Change is inevitable, and change often brings discomfort.
Despite some grim comparisons, Mukherjee maintains a hopeful outlook on AI. He genuinely believes it will yield substantial benefits for society, provided that companies continue to prioritize human welfare. He envisions a future where tools like Nvidia Ace strengthen artists' talents rather than replacing them. Rather than fearing a future dominated by machines, he recognizes the necessity for adaptation.
"Change is going to happen, and it will impact people," Mukherjee acknowledges. "This is reminiscent of past technological shifts. With each significant change, new job opportunities arise, while older roles may decline. Consider the transition from horse-drawn carriages to automobiles. Those involved in the horse industry had to pivot.

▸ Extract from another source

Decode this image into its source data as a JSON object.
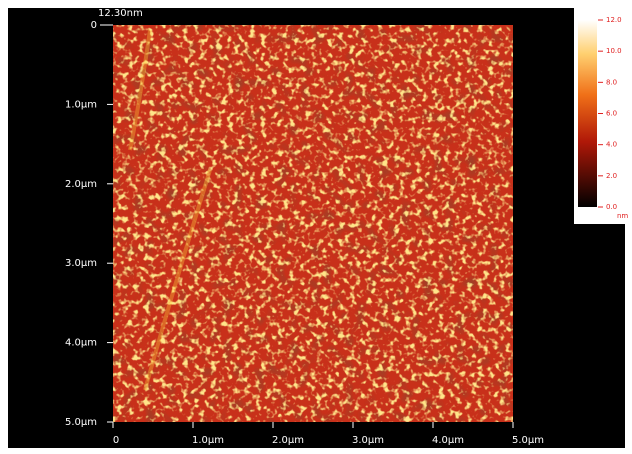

Generative AI will open up fresh avenues for creativity and innovation—it’s poised to benefit humanity as a whole, but it will also necessitate shifts in traditional employment."
At the end of our interview, Mukherjee expressed gratitude for the opportunity to clarify misconceptions regarding Convai. He noted that much of the media coverage surrounding Nvidia Ace overlooked his company's contributions. There’s a hint of frustration in his tone as he seeks rightful recognition. I reflect on the irony of this situation, likening his experience to that of artists watching their work exploited by AI tools.
"That's a compelling observation!" he responds with a laugh, possibly gaining newfound perspective on the matter.